LFH At-grade requires effluent chambers
Chambers are completely covered in wood chips to help blend the system into the forest floor
Similar to a mound, the LFH At-grade is also built on top of the existing surface. However, there are a few extra requirements in order to qualify for the option of using this type of system.
LFH stands for different organic litter horizons found on a forested floor (like leaves, pine cones, grasses, etc)
L – the structures of the organic matter are easily recognized
F – the accumulated organic material is partly decomposed
H – the original structures of the organic matter are unrecognizable
First, this type of system must be located in an established, forested area. The LFH layer must be present and visible. Second, an Advanced Treatment Unit must be used to treat the effluent before it is sent to the LFH At-grade. Third, pressure distribution and effluent chambers must be used. The chambers are then completely covered in wood chips, helping it to blend into the forest floor.
This type of system provides excellent treatment, and is perfect for the land owner that does not want to cut down or disturb their treed or forested area.
A typical At-grade will perform at a rate 4.3 times better than any subsoil absorption method. Within 2 – 6 years, the entire area of the At-grade will become infiltrated by local flora and fauna, blending it in with the surrounding terrain. The efficiency of the At-grade is expected to improve as time passes, decomposition and growth in the area aid in the absorption/distribution of water. The vegetation in the forest provides the best infiltration available. Areas with sloping terrain are preferred, but level areas are also acceptable.
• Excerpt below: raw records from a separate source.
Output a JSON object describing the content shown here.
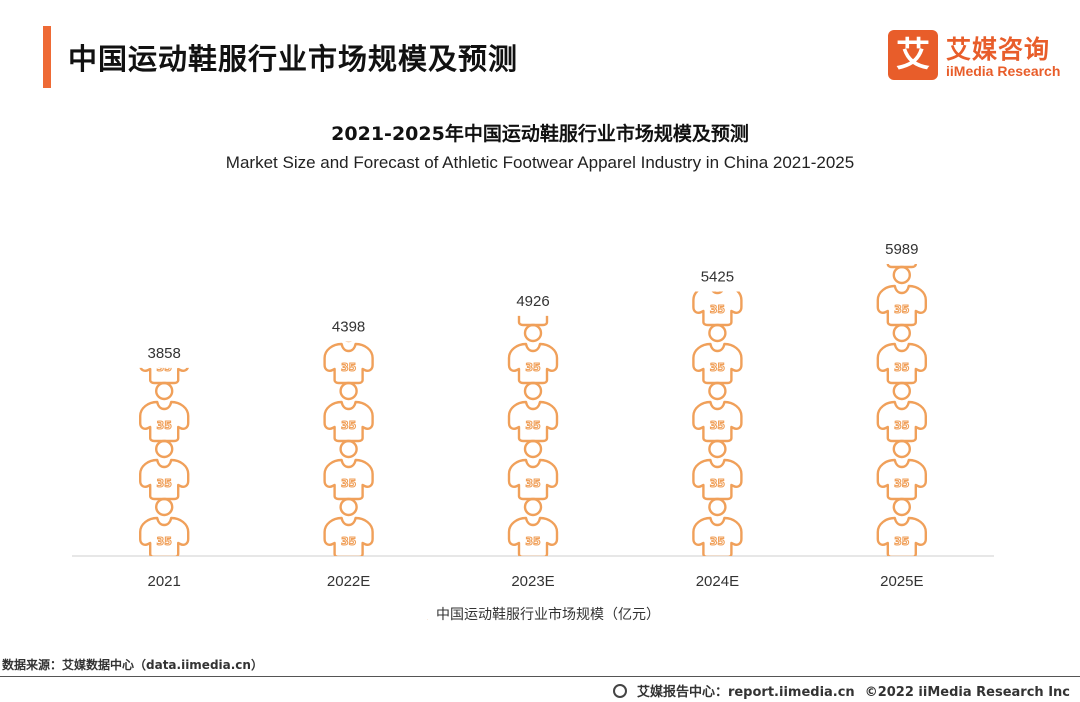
{
  "header": {
    "title": "中国运动鞋服行业市场规模及预测",
    "logo_mark": "艾",
    "logo_cn": "艾媒咨询",
    "logo_en": "iiMedia Research"
  },
  "colors": {
    "accent": "#ee6a35",
    "icon": "#f0a05a"
  },
  "chart_data": {
    "type": "bar",
    "title": "2021-2025年中国运动鞋服行业市场规模及预测",
    "subtitle": "Market Size and Forecast of Athletic Footwear Apparel Industry in China 2021-2025",
    "categories": [
      "2021",
      "2022E",
      "2023E",
      "2024E",
      "2025E"
    ],
    "series": [
      {
        "name": "中国运动鞋服行业市场规模（亿元）",
        "values": [
          3858,
          4398,
          4926,
          5425,
          5989
        ]
      }
    ],
    "ylim": [
      0,
      5989
    ],
    "mark": "jersey-icon stack",
    "grid": false,
    "legend": "bottom"
  },
  "footer": {
    "source": "数据来源：艾媒数据中心（data.iimedia.cn）",
    "report": "艾媒报告中心：report.iimedia.cn",
    "copyright": "©2022  iiMedia Research  Inc"
  }
}
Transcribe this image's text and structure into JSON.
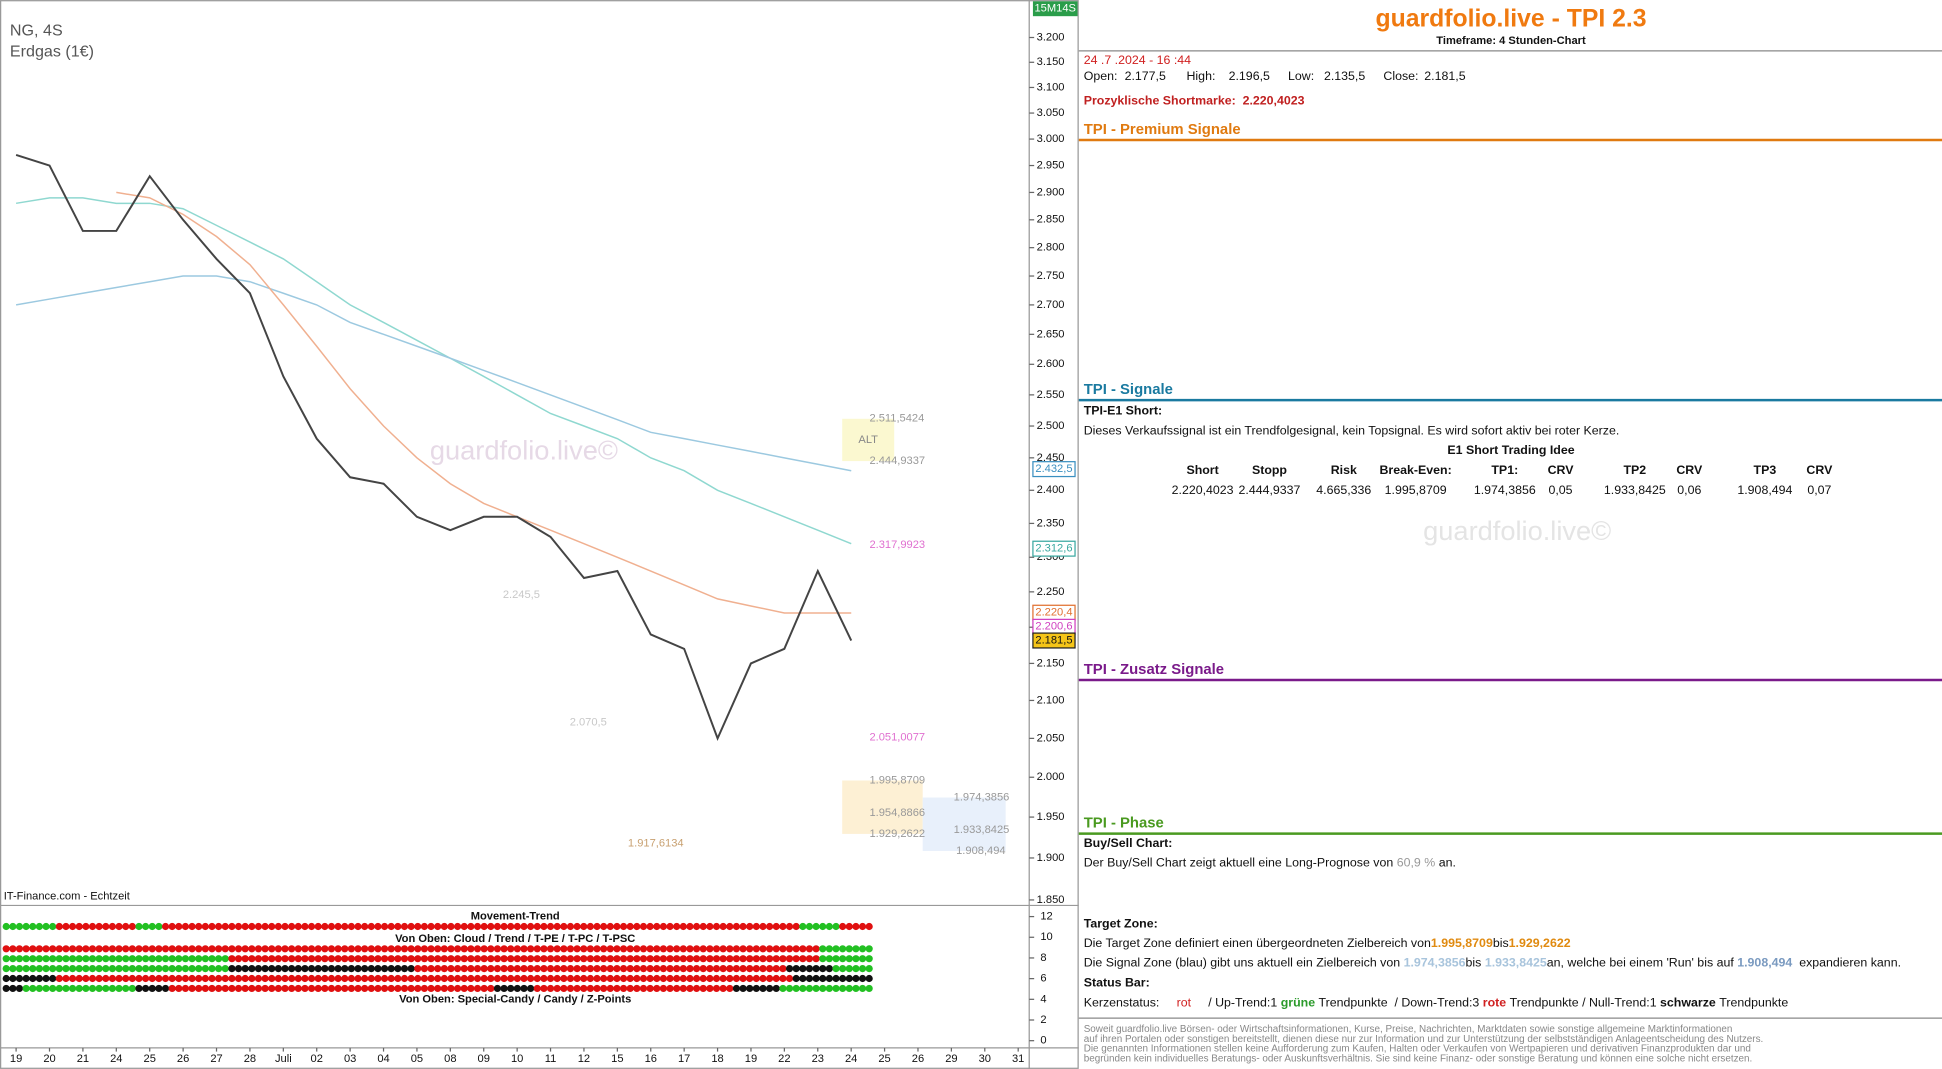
{
  "chart_data": {
    "type": "line",
    "symbol": "NG, 4S",
    "instrument": "Erdgas (1€)",
    "source": "IT-Finance.com - Echtzeit",
    "watermark": "guardfolio.live©",
    "timer": "15M14S",
    "zone_label": "ALT",
    "log_scale": true,
    "categories": [
      "19",
      "20",
      "21",
      "24",
      "25",
      "26",
      "27",
      "28",
      "Juli",
      "02",
      "03",
      "04",
      "05",
      "08",
      "09",
      "10",
      "11",
      "12",
      "15",
      "16",
      "17",
      "18",
      "19",
      "22",
      "23",
      "24",
      "25",
      "26",
      "29",
      "30",
      "31"
    ],
    "series": [
      {
        "color": "#8fd8d0",
        "values": [
          2.88,
          2.89,
          2.89,
          2.88,
          2.88,
          2.87,
          2.84,
          2.81,
          2.78,
          2.74,
          2.7,
          2.67,
          2.64,
          2.61,
          2.58,
          2.55,
          2.52,
          2.5,
          2.48,
          2.45,
          2.43,
          2.4,
          2.38,
          2.36,
          2.34,
          2.32,
          null,
          null,
          null,
          null,
          null
        ]
      },
      {
        "color": "#9cc9e0",
        "values": [
          2.7,
          2.71,
          2.72,
          2.73,
          2.74,
          2.75,
          2.75,
          2.74,
          2.72,
          2.7,
          2.67,
          2.65,
          2.63,
          2.61,
          2.59,
          2.57,
          2.55,
          2.53,
          2.51,
          2.49,
          2.48,
          2.47,
          2.46,
          2.45,
          2.44,
          2.43,
          null,
          null,
          null,
          null,
          null
        ]
      },
      {
        "color": "#f0b090",
        "values": [
          null,
          null,
          null,
          2.9,
          2.89,
          2.86,
          2.82,
          2.77,
          2.7,
          2.63,
          2.56,
          2.5,
          2.45,
          2.41,
          2.38,
          2.36,
          2.34,
          2.32,
          2.3,
          2.28,
          2.26,
          2.24,
          2.23,
          2.22,
          2.22,
          2.22,
          null,
          null,
          null,
          null,
          null
        ]
      },
      {
        "color": "#444444",
        "values": [
          2.97,
          2.95,
          2.83,
          2.83,
          2.93,
          2.85,
          2.78,
          2.72,
          2.58,
          2.48,
          2.42,
          2.41,
          2.36,
          2.34,
          2.36,
          2.36,
          2.33,
          2.27,
          2.28,
          2.19,
          2.17,
          2.05,
          2.15,
          2.17,
          2.28,
          2.1815,
          null,
          null,
          null,
          null,
          null
        ]
      }
    ],
    "ylim": [
      1.845,
      3.277
    ],
    "yticks": [
      {
        "value": 3.2,
        "label": "3.200"
      },
      {
        "value": 3.15,
        "label": "3.150"
      },
      {
        "value": 3.1,
        "label": "3.100"
      },
      {
        "value": 3.05,
        "label": "3.050"
      },
      {
        "value": 3.0,
        "label": "3.000"
      },
      {
        "value": 2.95,
        "label": "2.950"
      },
      {
        "value": 2.9,
        "label": "2.900"
      },
      {
        "value": 2.85,
        "label": "2.850"
      },
      {
        "value": 2.8,
        "label": "2.800"
      },
      {
        "value": 2.75,
        "label": "2.750"
      },
      {
        "value": 2.7,
        "label": "2.700"
      },
      {
        "value": 2.65,
        "label": "2.650"
      },
      {
        "value": 2.6,
        "label": "2.600"
      },
      {
        "value": 2.55,
        "label": "2.550"
      },
      {
        "value": 2.5,
        "label": "2.500"
      },
      {
        "value": 2.45,
        "label": "2.450"
      },
      {
        "value": 2.4,
        "label": "2.400"
      },
      {
        "value": 2.35,
        "label": "2.350"
      },
      {
        "value": 2.3,
        "label": "2.300"
      },
      {
        "value": 2.25,
        "label": "2.250"
      },
      {
        "value": 2.2,
        "label": "2.200"
      },
      {
        "value": 2.15,
        "label": "2.150"
      },
      {
        "value": 2.1,
        "label": "2.100"
      },
      {
        "value": 2.05,
        "label": "2.050"
      },
      {
        "value": 2.0,
        "label": "2.000"
      },
      {
        "value": 1.95,
        "label": "1.950"
      },
      {
        "value": 1.9,
        "label": "1.900"
      },
      {
        "value": 1.85,
        "label": "1.850"
      }
    ],
    "price_tags": [
      {
        "value": 2.4325,
        "label": "2.432,5",
        "color": "#3a8fc0"
      },
      {
        "value": 2.3126,
        "label": "2.312,6",
        "color": "#3aa8a0"
      },
      {
        "value": 2.2204,
        "label": "2.220,4",
        "color": "#e07030"
      },
      {
        "value": 2.2006,
        "label": "2.200,6",
        "color": "#d040c0"
      },
      {
        "value": 2.1815,
        "label": "2.181,5",
        "color": "#222222"
      }
    ],
    "annotations": [
      {
        "value": 2.5115424,
        "label": "2.511,5424",
        "color": "#999999"
      },
      {
        "value": 2.4449337,
        "label": "2.444,9337",
        "color": "#999999"
      },
      {
        "value": 2.3179923,
        "label": "2.317,9923",
        "color": "#e070d0"
      },
      {
        "value": 2.0510077,
        "label": "2.051,0077",
        "color": "#e070d0"
      },
      {
        "value": 1.9958709,
        "label": "1.995,8709",
        "color": "#999999"
      },
      {
        "value": 1.9548866,
        "label": "1.954,8866",
        "color": "#999999"
      },
      {
        "value": 1.9292622,
        "label": "1.929,2622",
        "color": "#999999"
      },
      {
        "value": 1.9743856,
        "label": "1.974,3856",
        "color": "#999999"
      },
      {
        "value": 1.9338425,
        "label": "1.933,8425",
        "color": "#999999"
      },
      {
        "value": 1.908494,
        "label": "1.908,494",
        "color": "#999999"
      },
      {
        "value": 2.2455,
        "label": "2.245,5",
        "color": "#c8c8c8"
      },
      {
        "value": 2.0705,
        "label": "2.070,5",
        "color": "#c8c8c8"
      },
      {
        "value": 1.9176134,
        "label": "1.917,6134",
        "color": "#c8a070"
      }
    ],
    "indicator": {
      "titles": [
        "Movement-Trend",
        "Von Oben: Cloud / Trend / T-PE / T-PC / T-PSC",
        "Von Oben: Special-Candy / Candy / Z-Points"
      ],
      "yticks": [
        12,
        10,
        8,
        6,
        4,
        2,
        0
      ],
      "rows": [
        [
          {
            "state": "green",
            "count": 8
          },
          {
            "state": "red",
            "count": 12
          },
          {
            "state": "green",
            "count": 4
          },
          {
            "state": "red",
            "count": 96
          },
          {
            "state": "green",
            "count": 6
          },
          {
            "state": "red",
            "count": 5
          }
        ],
        [
          {
            "state": "red",
            "count": 123
          },
          {
            "state": "green",
            "count": 8
          }
        ],
        [
          {
            "state": "green",
            "count": 34
          },
          {
            "state": "red",
            "count": 89
          },
          {
            "state": "green",
            "count": 8
          }
        ],
        [
          {
            "state": "green",
            "count": 34
          },
          {
            "state": "black",
            "count": 28
          },
          {
            "state": "red",
            "count": 56
          },
          {
            "state": "black",
            "count": 7
          },
          {
            "state": "green",
            "count": 6
          }
        ],
        [
          {
            "state": "black",
            "count": 8
          },
          {
            "state": "red",
            "count": 111
          },
          {
            "state": "black",
            "count": 12
          }
        ],
        [
          {
            "state": "black",
            "count": 3
          },
          {
            "state": "green",
            "count": 17
          },
          {
            "state": "black",
            "count": 5
          },
          {
            "state": "red",
            "count": 49
          },
          {
            "state": "black",
            "count": 6
          },
          {
            "state": "red",
            "count": 30
          },
          {
            "state": "black",
            "count": 7
          },
          {
            "state": "green",
            "count": 14
          }
        ]
      ]
    }
  },
  "panel": {
    "title": "guardfolio.live - TPI 2.3",
    "timeframe": "Timeframe: 4 Stunden-Chart",
    "datetime": "24 .7 .2024 - 16 :44",
    "ohlc": [
      "Open:",
      "2.177,5",
      "High:",
      "2.196,5",
      "Low:",
      "2.135,5",
      "Close:",
      "2.181,5"
    ],
    "shortmark": [
      "Prozyklische Shortmarke:",
      "2.220,4023"
    ],
    "sections": [
      "TPI - Premium Signale",
      "TPI - Signale",
      "TPI - Zusatz Signale",
      "TPI - Phase"
    ],
    "signal_title": "TPI-E1 Short:",
    "signal_text": "Dieses Verkaufssignal ist ein Trendfolgesignal, kein Topsignal. Es wird sofort aktiv bei roter Kerze.",
    "table": {
      "title": "E1 Short Trading Idee",
      "header": [
        "Short",
        "Stopp",
        "Risk",
        "Break-Even:",
        "TP1:",
        "CRV",
        "TP2",
        "CRV",
        "TP3",
        "CRV"
      ],
      "row": [
        "2.220,4023",
        "2.444,9337",
        "4.665,336",
        "1.995,8709",
        "1.974,3856",
        "0,05",
        "1.933,8425",
        "0,06",
        "1.908,494",
        "0,07"
      ]
    },
    "watermark": "guardfolio.live©",
    "buysell_title": "Buy/Sell Chart:",
    "buysell_text": [
      "Der Buy/Sell Chart zeigt aktuell eine Long-Prognose von",
      "60,9 %",
      "an."
    ],
    "target_title": "Target Zone:",
    "target_text": [
      "Die Target Zone definiert einen übergeordneten Zielbereich von",
      "1.995,8709",
      "bis",
      "1.929,2622"
    ],
    "signal_zone_text": [
      "Die Signal Zone (blau) gibt uns aktuell ein Zielbereich von",
      "1.974,3856",
      "bis",
      "1.933,8425",
      "an, welche bei einem 'Run' bis auf",
      "1.908,494",
      "expandieren kann."
    ],
    "status_title": "Status Bar:",
    "status_text": [
      "Kerzenstatus:",
      "rot",
      "/ Up-Trend:1",
      "grüne",
      "Trendpunkte",
      "/ Down-Trend:3",
      "rote",
      "Trendpunkte",
      "/ Null-Trend:1",
      "schwarze",
      "Trendpunkte"
    ],
    "disclaimer": [
      "Soweit guardfolio.live Börsen- oder Wirtschaftsinformationen, Kurse, Preise, Nachrichten, Marktdaten sowie sonstige allgemeine Marktinformationen",
      "auf ihren Portalen oder sonstigen bereitstellt, dienen diese nur zur Information und zur Unterstützung der selbstständigen Anlageentscheidung des Nutzers.",
      "Die genannten Informationen stellen keine Aufforderung zum Kaufen, Halten oder Verkaufen von Wertpapieren und derivativen Finanzprodukten dar und",
      "begründen kein individuelles Beratungs- oder Auskunftsverhältnis. Sie sind keine Finanz- oder sonstige Beratung und können eine solche nicht ersetzen."
    ]
  }
}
Open discharge systems are the very basic. An open discharge system discharges the effluent directly onto the ground. Because the effluent is not contained in a trench, there is a higher risk of human contact, and stricter setback requirements and restrictions. Some of the requirements are, but not limited to:
Generally you would need a parcel of at least 10-15 acres to meet the setback requirements, in addition to meeting all of the other restrictions, soil types, etc.
Advanced Treatment Units are basically additional technologies that provide additional treatment to the effluent. For example, septic tanks provide “primary” treatment. ATU’s provide “secondary” treatment.
Advanced Treatment Units are also known as “Aerobic Treatment Units” or “Packaged Treatment Plants”. In almost all situations, the ATU uses some form of aerated condition to promote aerobic bacteria and organisms to grow, thrive, and consume/clean the contaminants from the effluent.
ATU’s come in many configurations, but are commonly contained in a separate tank or “pod” that is installed somewhere in the treatment chain between the septic tank and the final treatment area.
Advanced Treatment Units are required in some counties, districts, and environmentally sensitive areas. Depending on the configuration, adding an ATU to your system might help reduce the required size of the final treatment area, which can be very helpful on small or restrictive lots.